When you’re not in despair you’re just really fucking irritated with everything. With your partner. Your job. Everyone you come into contact with. Staring at the walls in your warehouse workspace like a damn mental patient. Depressed, but thinking, Motherfucker, I got shit to say. Shit to do.
The only thing you really enjoy is getting a little drunk and falling asleep at night to Lord of The Rings on the couch.
And so you live in this moment, this tension of The Why, every day, and you realize that the way things are going leaves one with only two choices: One, to find some way to make your life sustainable, or Two: To end your life. These really are the only two options.
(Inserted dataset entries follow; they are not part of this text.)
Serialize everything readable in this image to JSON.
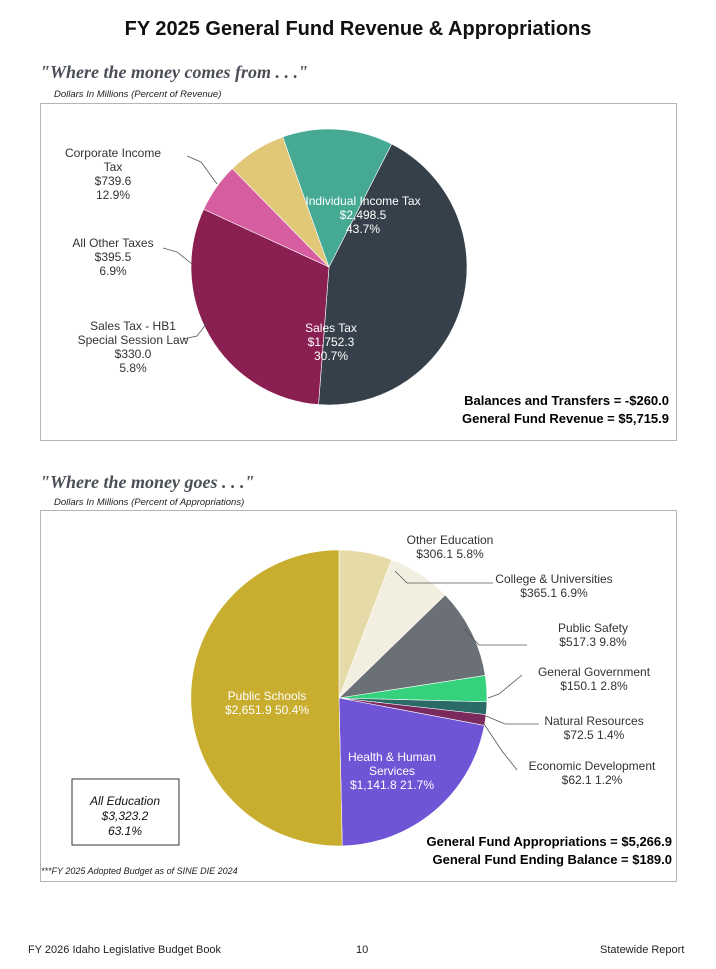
{
  "page_title": "FY 2025 General Fund Revenue & Appropriations",
  "footer": {
    "left": "FY 2026 Idaho Legislative Budget Book",
    "center": "10",
    "right": "Statewide Report"
  },
  "chart_data": [
    {
      "type": "pie",
      "title": "\"Where the money comes from . . .\"",
      "subtitle": "Dollars In Millions (Percent of Revenue)",
      "slices": [
        {
          "label_lines": [
            "Individual Income Tax"
          ],
          "amount": "$2,498.5",
          "percent": "43.7%",
          "value": 2498.5,
          "pct": 43.7,
          "color": "#36404a",
          "text_color": "#ffffff"
        },
        {
          "label_lines": [
            "Sales Tax"
          ],
          "amount": "$1,752.3",
          "percent": "30.7%",
          "value": 1752.3,
          "pct": 30.7,
          "color": "#8a2052",
          "text_color": "#ffffff"
        },
        {
          "label_lines": [
            "Sales Tax - HB1",
            "Special Session Law"
          ],
          "amount": "$330.0",
          "percent": "5.8%",
          "value": 330.0,
          "pct": 5.8,
          "color": "#d65d9f",
          "text_color": "#333333"
        },
        {
          "label_lines": [
            "All Other Taxes"
          ],
          "amount": "$395.5",
          "percent": "6.9%",
          "value": 395.5,
          "pct": 6.9,
          "color": "#e0c878",
          "text_color": "#333333"
        },
        {
          "label_lines": [
            "Corporate Income",
            "Tax"
          ],
          "amount": "$739.6",
          "percent": "12.9%",
          "value": 739.6,
          "pct": 12.9,
          "color": "#45a994",
          "text_color": "#333333"
        }
      ],
      "notes": [
        "Balances and Transfers = -$260.0",
        "General Fund Revenue = $5,715.9"
      ]
    },
    {
      "type": "pie",
      "title": "\"Where the money goes . . .\"",
      "subtitle": "Dollars In Millions (Percent of Appropriations)",
      "slices": [
        {
          "label": "Other Education",
          "amount": "$306.1",
          "percent": "5.8%",
          "value": 306.1,
          "pct": 5.8,
          "color": "#e6dba8",
          "text_color": "#333333"
        },
        {
          "label": "College & Universities",
          "amount": "$365.1",
          "percent": "6.9%",
          "value": 365.1,
          "pct": 6.9,
          "color": "#f2efe0",
          "text_color": "#333333"
        },
        {
          "label": "Public Safety",
          "amount": "$517.3",
          "percent": "9.8%",
          "value": 517.3,
          "pct": 9.8,
          "color": "#6b6f76",
          "text_color": "#333333"
        },
        {
          "label": "General Government",
          "amount": "$150.1",
          "percent": "2.8%",
          "value": 150.1,
          "pct": 2.8,
          "color": "#34d27c",
          "text_color": "#333333"
        },
        {
          "label": "Natural Resources",
          "amount": "$72.5",
          "percent": "1.4%",
          "value": 72.5,
          "pct": 1.4,
          "color": "#2a6b67",
          "text_color": "#333333"
        },
        {
          "label": "Economic Development",
          "amount": "$62.1",
          "percent": "1.2%",
          "value": 62.1,
          "pct": 1.2,
          "color": "#7a2a5c",
          "text_color": "#333333"
        },
        {
          "label_lines": [
            "Health & Human",
            "Services"
          ],
          "amount": "$1,141.8",
          "percent": "21.7%",
          "value": 1141.8,
          "pct": 21.7,
          "color": "#6f54d6",
          "text_color": "#ffffff"
        },
        {
          "label": "Public Schools",
          "amount": "$2,651.9",
          "percent": "50.4%",
          "value": 2651.9,
          "pct": 50.4,
          "color": "#c9ad2f",
          "text_color": "#ffffff"
        }
      ],
      "callout": {
        "label": "All Education",
        "amount": "$3,323.2",
        "percent": "63.1%"
      },
      "notes": [
        "General Fund Appropriations = $5,266.9",
        "General Fund Ending Balance = $189.0"
      ],
      "footnote": "***FY 2025 Adopted Budget as of SINE DIE 2024"
    }
  ]
}
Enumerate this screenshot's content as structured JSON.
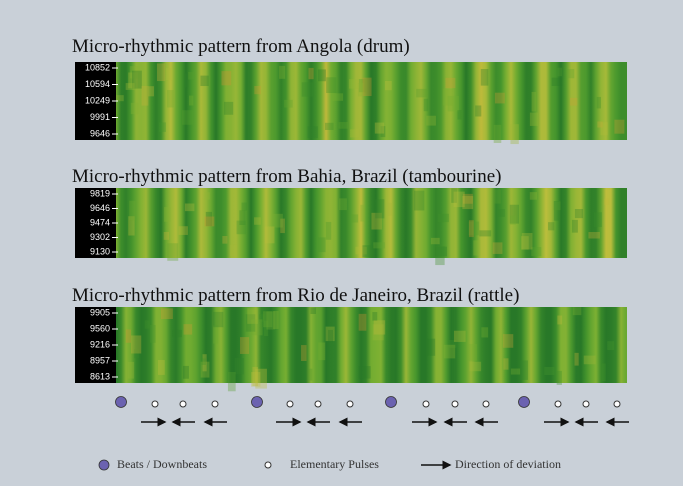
{
  "panels": [
    {
      "title": "Micro-rhythmic pattern from Angola (drum)",
      "labels": [
        10852,
        10594,
        10249,
        9991,
        9646
      ]
    },
    {
      "title": "Micro-rhythmic pattern from Bahia, Brazil (tambourine)",
      "labels": [
        9819,
        9646,
        9474,
        9302,
        9130
      ]
    },
    {
      "title": "Micro-rhythmic pattern from Rio de Janeiro, Brazil (rattle)",
      "labels": [
        9905,
        9560,
        9216,
        8957,
        8613
      ]
    }
  ],
  "legend": {
    "beats": "Beats / Downbeats",
    "pulses": "Elementary Pulses",
    "direction": "Direction of deviation"
  }
}
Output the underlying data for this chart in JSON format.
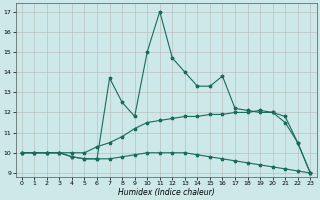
{
  "xlabel": "Humidex (Indice chaleur)",
  "background_color": "#cce8e8",
  "grid_color": "#b8b8b8",
  "line_color": "#1a6b5a",
  "xlim_min": -0.5,
  "xlim_max": 23.5,
  "ylim_min": 8.8,
  "ylim_max": 17.4,
  "xticks": [
    0,
    1,
    2,
    3,
    4,
    5,
    6,
    7,
    8,
    9,
    10,
    11,
    12,
    13,
    14,
    15,
    16,
    17,
    18,
    19,
    20,
    21,
    22,
    23
  ],
  "yticks": [
    9,
    10,
    11,
    12,
    13,
    14,
    15,
    16,
    17
  ],
  "curve_bottom_x": [
    0,
    1,
    2,
    3,
    4,
    5,
    6,
    7,
    8,
    9,
    10,
    11,
    12,
    13,
    14,
    15,
    16,
    17,
    18,
    19,
    20,
    21,
    22,
    23
  ],
  "curve_bottom_y": [
    10.0,
    10.0,
    10.0,
    10.0,
    9.8,
    9.7,
    9.7,
    9.7,
    9.8,
    9.9,
    10.0,
    10.0,
    10.0,
    10.0,
    9.9,
    9.8,
    9.7,
    9.6,
    9.5,
    9.4,
    9.3,
    9.2,
    9.1,
    9.0
  ],
  "curve_mid_x": [
    0,
    1,
    2,
    3,
    4,
    5,
    6,
    7,
    8,
    9,
    10,
    11,
    12,
    13,
    14,
    15,
    16,
    17,
    18,
    19,
    20,
    21,
    22,
    23
  ],
  "curve_mid_y": [
    10.0,
    10.0,
    10.0,
    10.0,
    10.0,
    10.0,
    10.3,
    10.5,
    10.8,
    11.2,
    11.5,
    11.6,
    11.7,
    11.8,
    11.8,
    11.9,
    11.9,
    12.0,
    12.0,
    12.1,
    12.0,
    11.8,
    10.5,
    9.0
  ],
  "curve_top_x": [
    0,
    1,
    2,
    3,
    4,
    5,
    6,
    7,
    8,
    9,
    10,
    11,
    12,
    13,
    14,
    15,
    16,
    17,
    18,
    19,
    20,
    21,
    22,
    23
  ],
  "curve_top_y": [
    10.0,
    10.0,
    10.0,
    10.0,
    9.8,
    9.7,
    9.7,
    13.7,
    12.5,
    11.8,
    15.0,
    17.0,
    14.7,
    14.0,
    13.3,
    13.3,
    13.8,
    12.2,
    12.1,
    12.0,
    12.0,
    11.5,
    10.5,
    9.0
  ]
}
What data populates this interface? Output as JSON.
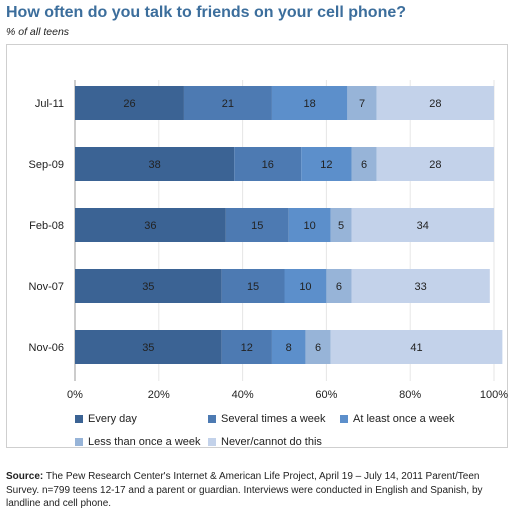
{
  "chart_data": {
    "type": "bar",
    "stacked": true,
    "orientation": "horizontal",
    "title": "How often do you talk to friends on your cell phone?",
    "subtitle": "% of all teens",
    "categories": [
      "Jul-11",
      "Sep-09",
      "Feb-08",
      "Nov-07",
      "Nov-06"
    ],
    "series": [
      {
        "name": "Every day",
        "color": "#3b6394",
        "values": [
          26,
          38,
          36,
          35,
          35
        ]
      },
      {
        "name": "Several times a week",
        "color": "#4d7ab2",
        "values": [
          21,
          16,
          15,
          15,
          12
        ]
      },
      {
        "name": "At least once a week",
        "color": "#5c8fcb",
        "values": [
          18,
          12,
          10,
          10,
          8
        ]
      },
      {
        "name": "Less than once a week",
        "color": "#97b4d8",
        "values": [
          7,
          6,
          5,
          6,
          6
        ]
      },
      {
        "name": "Never/cannot do this",
        "color": "#c3d2ea",
        "values": [
          28,
          28,
          34,
          33,
          41
        ]
      }
    ],
    "xlim": [
      0,
      100
    ],
    "xticks": [
      "0%",
      "20%",
      "40%",
      "60%",
      "80%",
      "100%"
    ],
    "grid": true,
    "legend": "bottom"
  },
  "source": {
    "label": "Source:",
    "text": "The Pew Research Center's Internet & American Life Project, April 19 – July 14, 2011 Parent/Teen Survey. n=799 teens 12-17 and a parent or guardian. Interviews were conducted in English and Spanish, by landline and cell phone."
  }
}
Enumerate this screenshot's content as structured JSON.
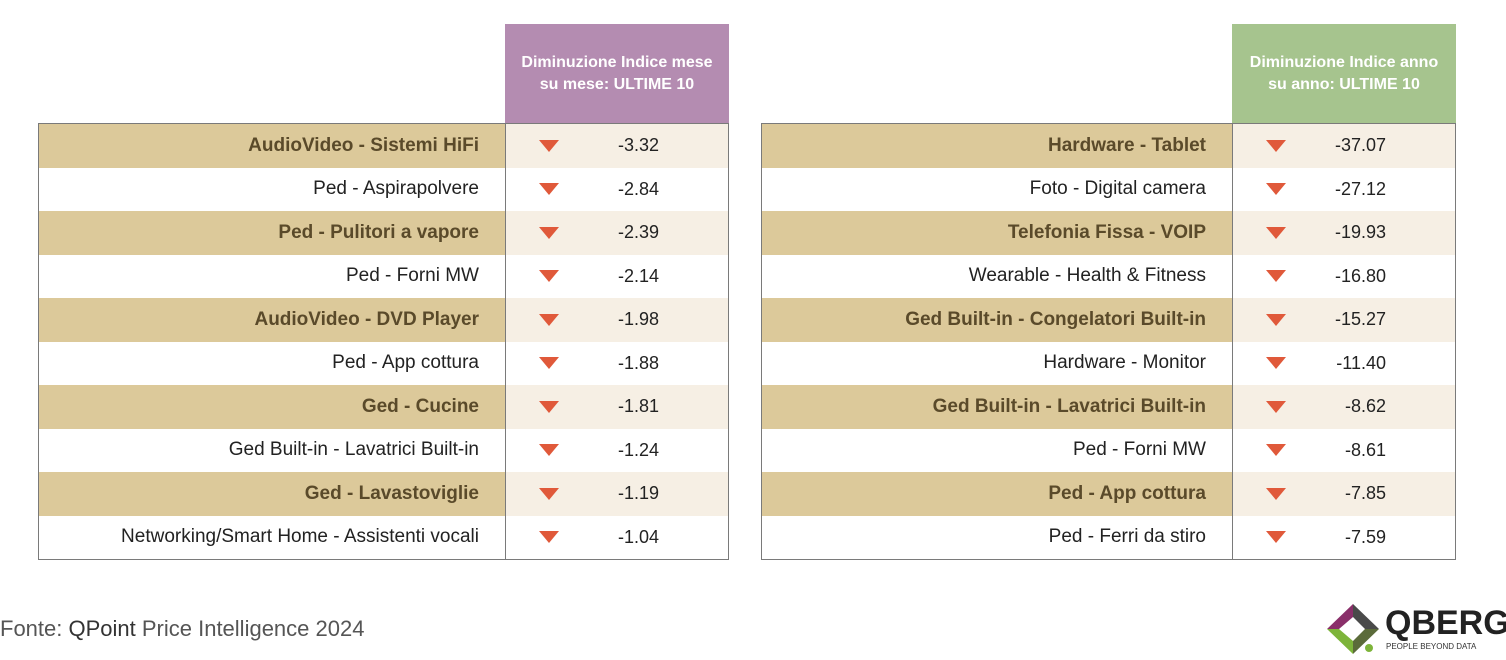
{
  "colors": {
    "header_left": "#b48cb1",
    "header_right": "#a6c48e",
    "row_label_band": "#dcc99a",
    "row_value_band": "#f6efe4",
    "down_arrow": "#e0593a"
  },
  "chart_data": [
    {
      "type": "table",
      "header": "Diminuzione Indice mese su mese: ULTIME 10",
      "rows": [
        {
          "label": "AudioVideo - Sistemi HiFi",
          "value": "-3.32"
        },
        {
          "label": "Ped - Aspirapolvere",
          "value": "-2.84"
        },
        {
          "label": "Ped - Pulitori a vapore",
          "value": "-2.39"
        },
        {
          "label": "Ped - Forni MW",
          "value": "-2.14"
        },
        {
          "label": "AudioVideo - DVD Player",
          "value": "-1.98"
        },
        {
          "label": "Ped - App cottura",
          "value": "-1.88"
        },
        {
          "label": "Ged - Cucine",
          "value": "-1.81"
        },
        {
          "label": "Ged Built-in - Lavatrici Built-in",
          "value": "-1.24"
        },
        {
          "label": "Ged - Lavastoviglie",
          "value": "-1.19"
        },
        {
          "label": "Networking/Smart Home - Assistenti vocali",
          "value": "-1.04"
        }
      ]
    },
    {
      "type": "table",
      "header": "Diminuzione Indice anno su anno: ULTIME 10",
      "rows": [
        {
          "label": "Hardware - Tablet",
          "value": "-37.07"
        },
        {
          "label": "Foto - Digital camera",
          "value": "-27.12"
        },
        {
          "label": "Telefonia Fissa - VOIP",
          "value": "-19.93"
        },
        {
          "label": "Wearable - Health & Fitness",
          "value": "-16.80"
        },
        {
          "label": "Ged Built-in - Congelatori Built-in",
          "value": "-15.27"
        },
        {
          "label": "Hardware - Monitor",
          "value": "-11.40"
        },
        {
          "label": "Ged Built-in - Lavatrici Built-in",
          "value": "-8.62"
        },
        {
          "label": "Ped - Forni MW",
          "value": "-8.61"
        },
        {
          "label": "Ped - App cottura",
          "value": "-7.85"
        },
        {
          "label": "Ped - Ferri da stiro",
          "value": "-7.59"
        }
      ]
    }
  ],
  "footer": {
    "source_prefix": "Fonte: ",
    "source_brand": "QPoint",
    "source_rest": " Price Intelligence 2024"
  },
  "logo": {
    "icon": "qberg-diamond-logo",
    "wordmark": "QBERG",
    "tagline": "PEOPLE BEYOND DATA"
  }
}
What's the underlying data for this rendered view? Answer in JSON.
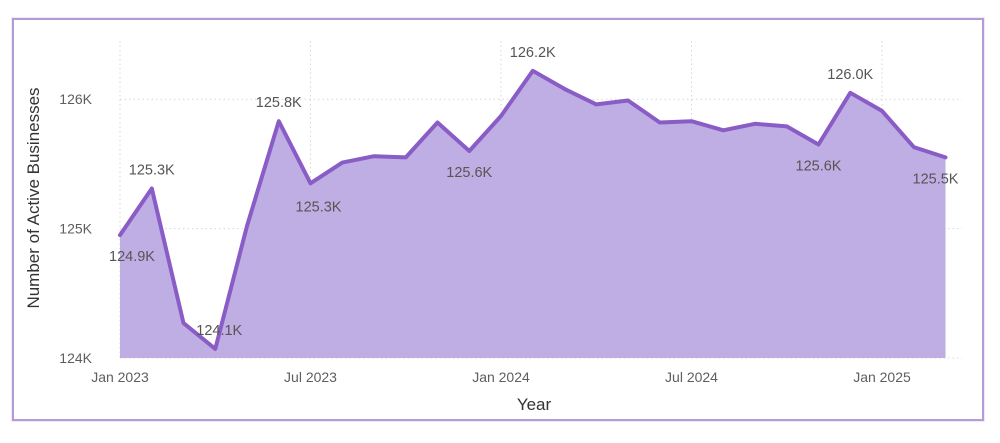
{
  "chart_data": {
    "type": "area",
    "title": "",
    "xlabel": "Year",
    "ylabel": "Number of Active Businesses",
    "ylim": [
      124000,
      126450
    ],
    "y_ticks": [
      124000,
      125000,
      126000
    ],
    "y_tick_labels": [
      "124K",
      "125K",
      "126K"
    ],
    "x_ticks": [
      "2023-01",
      "2023-07",
      "2024-01",
      "2024-07",
      "2025-01"
    ],
    "x_tick_labels": [
      "Jan 2023",
      "Jul 2023",
      "Jan 2024",
      "Jul 2024",
      "Jan 2025"
    ],
    "grid": true,
    "colors": {
      "line": "#8a5cc6",
      "fill": "#bfaee3"
    },
    "series": [
      {
        "x": [
          "2023-01",
          "2023-02",
          "2023-03",
          "2023-04",
          "2023-05",
          "2023-06",
          "2023-07",
          "2023-08",
          "2023-09",
          "2023-10",
          "2023-11",
          "2023-12",
          "2024-01",
          "2024-02",
          "2024-03",
          "2024-04",
          "2024-05",
          "2024-06",
          "2024-07",
          "2024-08",
          "2024-09",
          "2024-10",
          "2024-11",
          "2024-12",
          "2025-01",
          "2025-02",
          "2025-03"
        ],
        "values": [
          124950,
          125310,
          124270,
          124070,
          125020,
          125830,
          125350,
          125510,
          125560,
          125550,
          125820,
          125600,
          125870,
          126220,
          126080,
          125960,
          125990,
          125820,
          125830,
          125760,
          125810,
          125790,
          125650,
          126050,
          125910,
          125630,
          125550
        ]
      }
    ],
    "data_labels": [
      {
        "x": "2023-01",
        "text": "124.9K"
      },
      {
        "x": "2023-02",
        "text": "125.3K"
      },
      {
        "x": "2023-04",
        "text": "124.1K"
      },
      {
        "x": "2023-06",
        "text": "125.8K"
      },
      {
        "x": "2023-07",
        "text": "125.3K"
      },
      {
        "x": "2023-12",
        "text": "125.6K"
      },
      {
        "x": "2024-02",
        "text": "126.2K"
      },
      {
        "x": "2024-11",
        "text": "125.6K"
      },
      {
        "x": "2024-12",
        "text": "126.0K"
      },
      {
        "x": "2025-03",
        "text": "125.5K"
      }
    ]
  }
}
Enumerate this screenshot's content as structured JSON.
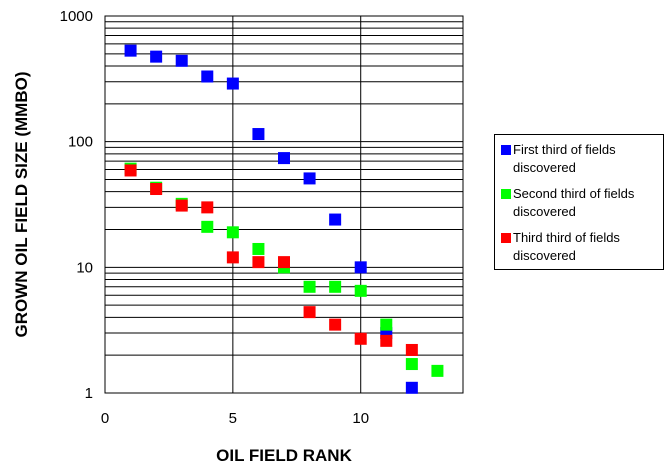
{
  "chart_data": {
    "type": "scatter",
    "xlabel": "OIL FIELD RANK",
    "ylabel": "GROWN OIL FIELD SIZE (MMBO)",
    "xlim": [
      0,
      14
    ],
    "ylim": [
      1,
      1000
    ],
    "yscale": "log",
    "xticks": [
      0,
      5,
      10
    ],
    "yticks": [
      1,
      10,
      100,
      1000
    ],
    "grid": true,
    "legend_position": "right",
    "series": [
      {
        "name": "First third of fields discovered",
        "color": "#0000ff",
        "x": [
          1,
          2,
          3,
          4,
          5,
          6,
          7,
          8,
          9,
          10,
          11,
          12
        ],
        "y": [
          530,
          475,
          440,
          330,
          290,
          115,
          74,
          51,
          24,
          10,
          3.0,
          1.1
        ]
      },
      {
        "name": "Second third of fields discovered",
        "color": "#00ff00",
        "x": [
          1,
          2,
          3,
          4,
          5,
          6,
          7,
          8,
          9,
          10,
          11,
          12,
          13
        ],
        "y": [
          61,
          43,
          32,
          21,
          19,
          14,
          10,
          7,
          7,
          6.5,
          3.5,
          1.7,
          1.5
        ]
      },
      {
        "name": "Third third of fields discovered",
        "color": "#ff0000",
        "x": [
          1,
          2,
          3,
          4,
          5,
          6,
          7,
          8,
          9,
          10,
          11,
          12
        ],
        "y": [
          59,
          42,
          31,
          30,
          12,
          11,
          11,
          4.4,
          3.5,
          2.7,
          2.6,
          2.2
        ]
      }
    ],
    "legend": [
      {
        "label": "First third of fields discovered",
        "color": "#0000ff"
      },
      {
        "label": "Second third of fields discovered",
        "color": "#00ff00"
      },
      {
        "label": "Third third of fields discovered",
        "color": "#ff0000"
      }
    ]
  }
}
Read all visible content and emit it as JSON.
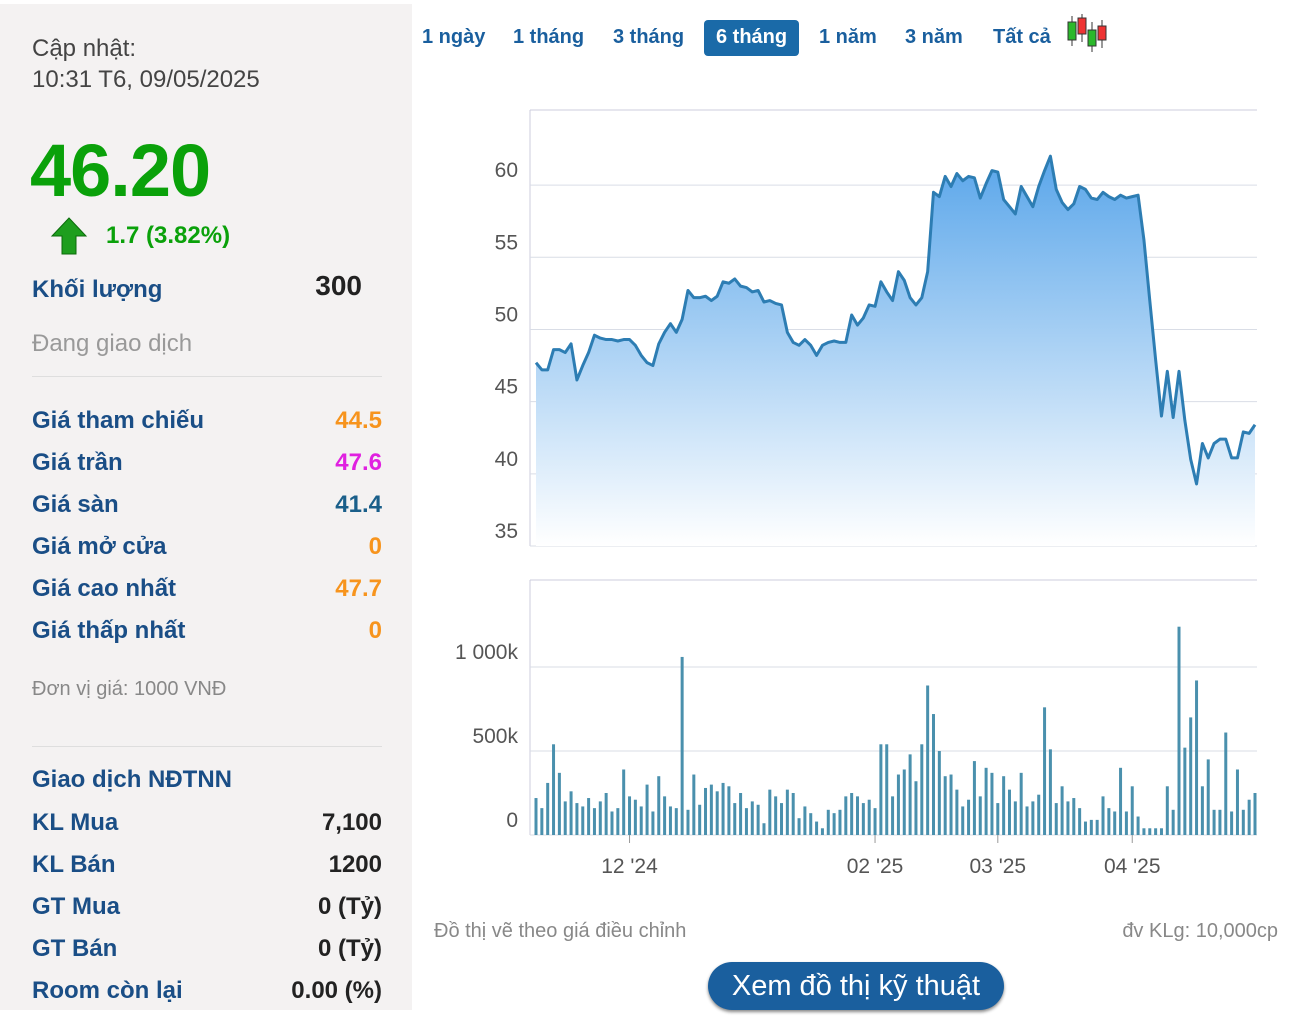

And you realize, on this specific morning, lying in bed staring at the ceiling fan—the cat, the dog, etc., that where you are now, here—depressed and beyond despair, but calm, not trying to be dramatic—this is the gulf those who commit suicide do not make it over. Cannot bridge, for whatever reason. It’s like a revelation this morning. You suddenly understand this why. And you’re still lying here, in bed, in your head, unable to convince yourself to simply get up. You try to tell your wife all this, but you don’t want to overwhelm her or anyone else for that matter. And so, even though you have a wife and friends and a great family, it doesn’t matter, because in your head, in your body, in your soul,
you are alone.
And it’s this mental strain, this inner confliction, this never-ending mental battle, which is the real nightmare, your archenemy, the Holy Grail of an answer you seek.
And it’s almost surreal being here, in this bed, not even hung over for once, occupying this mental space, this no man’s land, between life or death, this tension of existence, and you wonder how you will push through this tension, or not, which happens each morning you wake up.
How you are going to make it through.
Or how you got here in the first place.